Une introduction au panthéon du jeu vidéo ?
Au cinéma comme dans le jeu vidéo, on dit souvent que les premiers instants sont décisifs dans l’appréciation d’un titre. Conscients de cela, Neil Druckmann et Bruce Straley proposent une entrée en la matière saisissante. Le joueur est plongé dès les premières minutes de gameplay dans la panique pré-apocalyptique, et ses conséquences directes dramatiques pour le personnage de Sarah. Faire mourir le premier protagoniste à être contrôlé par le joueur demeure une idée impactante. C’est en effet avec ce premier personnage jouable que l’on ressent de l’empathie.
Dès les premières minutes, on perçoit déjà l’intérêt de Naughty Dog pour la narration environnementale. Une étude de la chambre de Sarah montre le lien fort qui l’unit à son paternel. On y perçoit aussi ses principaux centres d’intérêt, qui contribuent à humaniser la fille de Joel.

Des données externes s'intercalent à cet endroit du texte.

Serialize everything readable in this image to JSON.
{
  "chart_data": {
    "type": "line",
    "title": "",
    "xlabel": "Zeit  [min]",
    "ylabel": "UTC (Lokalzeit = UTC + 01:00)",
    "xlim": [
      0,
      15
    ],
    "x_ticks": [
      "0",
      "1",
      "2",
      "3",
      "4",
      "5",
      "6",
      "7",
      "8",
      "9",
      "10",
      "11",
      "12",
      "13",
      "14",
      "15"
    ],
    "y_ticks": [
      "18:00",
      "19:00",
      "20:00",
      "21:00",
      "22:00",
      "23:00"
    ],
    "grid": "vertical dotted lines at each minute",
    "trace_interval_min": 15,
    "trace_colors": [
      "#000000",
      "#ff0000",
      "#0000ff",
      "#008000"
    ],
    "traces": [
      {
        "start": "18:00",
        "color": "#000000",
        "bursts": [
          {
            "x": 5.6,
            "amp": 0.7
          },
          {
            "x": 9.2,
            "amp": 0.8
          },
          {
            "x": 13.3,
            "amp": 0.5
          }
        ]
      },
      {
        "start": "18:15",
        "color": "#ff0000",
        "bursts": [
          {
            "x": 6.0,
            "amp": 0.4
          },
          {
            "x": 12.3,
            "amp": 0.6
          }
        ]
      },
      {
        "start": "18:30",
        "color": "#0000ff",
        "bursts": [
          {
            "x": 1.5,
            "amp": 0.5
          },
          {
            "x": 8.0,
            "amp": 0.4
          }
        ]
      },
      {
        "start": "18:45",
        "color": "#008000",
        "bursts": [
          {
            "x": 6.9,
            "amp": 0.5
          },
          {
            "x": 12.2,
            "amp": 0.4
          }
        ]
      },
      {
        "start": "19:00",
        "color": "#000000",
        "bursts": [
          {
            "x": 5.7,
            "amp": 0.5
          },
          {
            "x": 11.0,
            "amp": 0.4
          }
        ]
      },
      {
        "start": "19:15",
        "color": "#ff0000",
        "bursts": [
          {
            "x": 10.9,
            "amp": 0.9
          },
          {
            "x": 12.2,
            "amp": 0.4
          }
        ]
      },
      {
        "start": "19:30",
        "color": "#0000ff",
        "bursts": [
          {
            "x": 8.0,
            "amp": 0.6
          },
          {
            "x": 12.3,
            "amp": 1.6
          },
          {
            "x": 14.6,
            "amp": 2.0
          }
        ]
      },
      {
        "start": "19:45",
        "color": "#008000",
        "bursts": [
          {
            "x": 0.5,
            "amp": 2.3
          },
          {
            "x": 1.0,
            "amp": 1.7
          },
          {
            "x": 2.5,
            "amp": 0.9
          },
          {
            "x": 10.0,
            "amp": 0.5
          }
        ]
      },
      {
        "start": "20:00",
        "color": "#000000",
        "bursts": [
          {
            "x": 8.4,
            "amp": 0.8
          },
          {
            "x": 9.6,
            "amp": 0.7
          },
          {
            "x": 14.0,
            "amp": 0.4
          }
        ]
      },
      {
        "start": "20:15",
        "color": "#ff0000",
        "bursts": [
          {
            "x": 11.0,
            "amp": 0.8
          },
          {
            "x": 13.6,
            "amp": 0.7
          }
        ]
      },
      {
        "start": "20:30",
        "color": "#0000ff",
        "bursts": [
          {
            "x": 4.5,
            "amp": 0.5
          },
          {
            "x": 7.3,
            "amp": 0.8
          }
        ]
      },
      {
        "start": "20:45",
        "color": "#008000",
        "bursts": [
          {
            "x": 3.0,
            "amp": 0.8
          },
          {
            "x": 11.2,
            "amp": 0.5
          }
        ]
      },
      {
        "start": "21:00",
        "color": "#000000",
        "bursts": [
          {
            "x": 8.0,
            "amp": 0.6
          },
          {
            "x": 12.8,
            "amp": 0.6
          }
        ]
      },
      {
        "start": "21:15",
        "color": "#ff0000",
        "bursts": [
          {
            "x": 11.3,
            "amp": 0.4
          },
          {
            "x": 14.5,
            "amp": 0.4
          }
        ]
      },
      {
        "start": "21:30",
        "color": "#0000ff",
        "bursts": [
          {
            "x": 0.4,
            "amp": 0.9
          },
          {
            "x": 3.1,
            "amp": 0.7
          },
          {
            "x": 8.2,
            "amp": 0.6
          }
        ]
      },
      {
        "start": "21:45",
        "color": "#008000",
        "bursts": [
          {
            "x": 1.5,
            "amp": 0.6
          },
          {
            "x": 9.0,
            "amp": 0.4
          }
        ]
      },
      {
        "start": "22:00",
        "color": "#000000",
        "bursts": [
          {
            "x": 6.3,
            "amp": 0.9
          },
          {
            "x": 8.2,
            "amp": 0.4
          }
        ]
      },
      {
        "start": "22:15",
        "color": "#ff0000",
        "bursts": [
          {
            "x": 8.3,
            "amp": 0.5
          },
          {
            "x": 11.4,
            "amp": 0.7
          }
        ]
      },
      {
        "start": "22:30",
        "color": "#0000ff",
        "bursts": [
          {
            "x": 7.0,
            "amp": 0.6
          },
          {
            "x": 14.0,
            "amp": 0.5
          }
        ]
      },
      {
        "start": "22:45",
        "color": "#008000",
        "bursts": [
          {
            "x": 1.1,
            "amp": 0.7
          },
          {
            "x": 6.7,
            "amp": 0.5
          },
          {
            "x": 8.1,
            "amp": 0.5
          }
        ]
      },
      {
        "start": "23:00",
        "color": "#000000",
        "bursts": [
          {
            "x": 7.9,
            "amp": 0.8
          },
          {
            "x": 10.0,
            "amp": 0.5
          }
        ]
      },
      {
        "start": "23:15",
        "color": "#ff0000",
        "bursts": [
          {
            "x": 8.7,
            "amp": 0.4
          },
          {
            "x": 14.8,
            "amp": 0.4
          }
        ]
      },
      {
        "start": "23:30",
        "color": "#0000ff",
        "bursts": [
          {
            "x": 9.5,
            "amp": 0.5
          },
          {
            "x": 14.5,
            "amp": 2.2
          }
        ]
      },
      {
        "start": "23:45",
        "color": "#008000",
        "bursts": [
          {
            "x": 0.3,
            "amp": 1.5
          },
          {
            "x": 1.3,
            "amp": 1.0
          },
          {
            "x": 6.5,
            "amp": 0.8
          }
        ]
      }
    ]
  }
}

Le départ en voiture constitue aussi un moment fort de l’introduction de The Last of Us. Il est en effet possible de se déplacer à l’arrière du véhicule, mais aussi d’observer les environs et de constater le déploiement de l’apocalypse suite à la pandémie. Le chaos apparaît de plus en plus visible, jusqu’au dénouement tragique amorçant le début du jeu.
Coup de mou post-introduction
Malheureusement, on ne peut pas dire que The Last of Us brille lors du premier chapitre succédant à l’introduction. Cette dernière vise essentiellement à présenter les grandes lignes de gameplay du jeu. On y rencontre les premiers infectés, ainsi que des humains ennemis. Le joueur comprend rapidement l’intérêt d’avoir recours à l’infiltration et à l’élimination furtive.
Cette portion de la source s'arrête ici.